Quand l’hiver transforme les routes en patinoires, toutes les villes n’ont pas la même stratégie. À Guérande, en Loire-Atlantique, c’est une solution aussi surprenante qu’efficace qui entre en action : du sel de table, celui-là même qu’on retrouve habituellement dans nos assiettes, est répandu sur la chaussée pour combattre neige et verglas. Incroyable, non ? Pourtant, derrière cette initiative se cache un savoir-faire local unique.
Quand les marais salants sauvent les routes
Guérande est surtout connue pour son sel, récolté à la main dans ses fameux marais salants. Ce sel artisanal bénéficie même d’une indication géographique protégée (IGP) depuis 2012. Chaque été, des centaines de paludiers le récoltent avec soin.
Mais tout le sel produit n’atteint pas la table des gourmets. Une petite partie, considérée comme imparfaite pour la consommation (à cause de sa granulométrie, de son taux d’humidité ou simplement de son aspect), est mise de côté.
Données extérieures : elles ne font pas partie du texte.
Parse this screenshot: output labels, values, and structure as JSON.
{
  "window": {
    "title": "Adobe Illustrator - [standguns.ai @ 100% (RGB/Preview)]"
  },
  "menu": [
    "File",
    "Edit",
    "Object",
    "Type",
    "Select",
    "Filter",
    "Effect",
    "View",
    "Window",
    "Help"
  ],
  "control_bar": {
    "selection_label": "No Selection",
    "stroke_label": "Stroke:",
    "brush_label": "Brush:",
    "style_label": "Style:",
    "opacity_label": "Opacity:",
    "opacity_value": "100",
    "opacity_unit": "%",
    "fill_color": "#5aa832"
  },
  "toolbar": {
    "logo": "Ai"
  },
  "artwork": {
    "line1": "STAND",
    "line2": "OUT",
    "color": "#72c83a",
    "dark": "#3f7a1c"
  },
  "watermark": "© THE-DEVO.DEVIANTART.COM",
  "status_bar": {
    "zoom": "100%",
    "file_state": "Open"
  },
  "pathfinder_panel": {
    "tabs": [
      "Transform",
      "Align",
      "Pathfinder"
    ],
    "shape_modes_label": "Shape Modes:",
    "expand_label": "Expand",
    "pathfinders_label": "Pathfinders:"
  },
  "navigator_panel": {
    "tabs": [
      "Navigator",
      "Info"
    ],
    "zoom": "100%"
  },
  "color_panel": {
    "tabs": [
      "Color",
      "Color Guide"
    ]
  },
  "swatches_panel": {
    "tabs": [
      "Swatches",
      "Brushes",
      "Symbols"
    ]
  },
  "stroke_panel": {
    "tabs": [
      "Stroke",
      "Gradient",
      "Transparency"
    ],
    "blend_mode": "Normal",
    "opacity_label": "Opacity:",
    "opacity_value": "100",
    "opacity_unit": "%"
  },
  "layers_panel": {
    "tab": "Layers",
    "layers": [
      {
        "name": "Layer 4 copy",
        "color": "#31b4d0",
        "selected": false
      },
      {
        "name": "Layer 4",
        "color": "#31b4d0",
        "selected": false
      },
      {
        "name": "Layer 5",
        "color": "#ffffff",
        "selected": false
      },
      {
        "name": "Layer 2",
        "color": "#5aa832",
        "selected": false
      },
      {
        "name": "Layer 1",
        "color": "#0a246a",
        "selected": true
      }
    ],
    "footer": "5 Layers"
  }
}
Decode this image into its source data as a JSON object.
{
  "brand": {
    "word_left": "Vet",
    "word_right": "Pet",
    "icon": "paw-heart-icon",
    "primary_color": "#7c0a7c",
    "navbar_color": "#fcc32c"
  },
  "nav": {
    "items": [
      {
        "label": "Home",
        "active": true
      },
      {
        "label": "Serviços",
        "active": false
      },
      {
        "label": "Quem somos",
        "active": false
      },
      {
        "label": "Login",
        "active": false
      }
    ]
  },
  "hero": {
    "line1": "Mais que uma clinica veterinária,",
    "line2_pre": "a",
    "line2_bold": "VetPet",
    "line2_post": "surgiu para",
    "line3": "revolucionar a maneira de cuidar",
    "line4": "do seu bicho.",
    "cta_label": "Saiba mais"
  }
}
Plutôt que de la jeter, Guérande l’utilise pour sécuriser ses routes l’hiver.
Un réveil sous la neige
Le 6 janvier 2026, un manteau blanc a recouvert la cité médiévale. Face à cette alerte orange neige-verglas, la Ville a immédiatement réagi. Les services techniques municipaux sont sortis dès l’aube. Leur mission : saler les grands axes, les abords d’écoles et les points sensibles avant que les véhicules ne prennent la route.
La veille déjà, un salage préventif avait été mis en œuvre. Puis, à partir de 7 h 45 du matin, les équipes ont repris leur tournée jusqu’en fin de matinée. Un timing crucial pour éviter la formation de verglas, surtout sur cette côte atlantique peu habituée à ces conditions extrêmes.
Le sel, un allié puissant contre la glace
Pourquoi du sel sur les routes ? C’est simple : il contient du chlorure de sodium, une substance qui fait baisser le point de congélation de l’eau. Résultat, la formation de glace est retardée, voire empêchée. Le sel de Guérande « déclassé », bien qu’imparfait pour la cuisine, est donc parfaitement adapté à cet usage.
Ce procédé reste efficace jusqu’à environ -7 à -8 °C. Au-delà, il perd en efficacité, mais pour les conditions plutôt tempérées de la Loire-Atlantique, il fait largement le travail. C’est aussi une solution locale, durable, et surtout en circuit court : les camions municipaux viennent se servir directement auprès des coopératives de la région.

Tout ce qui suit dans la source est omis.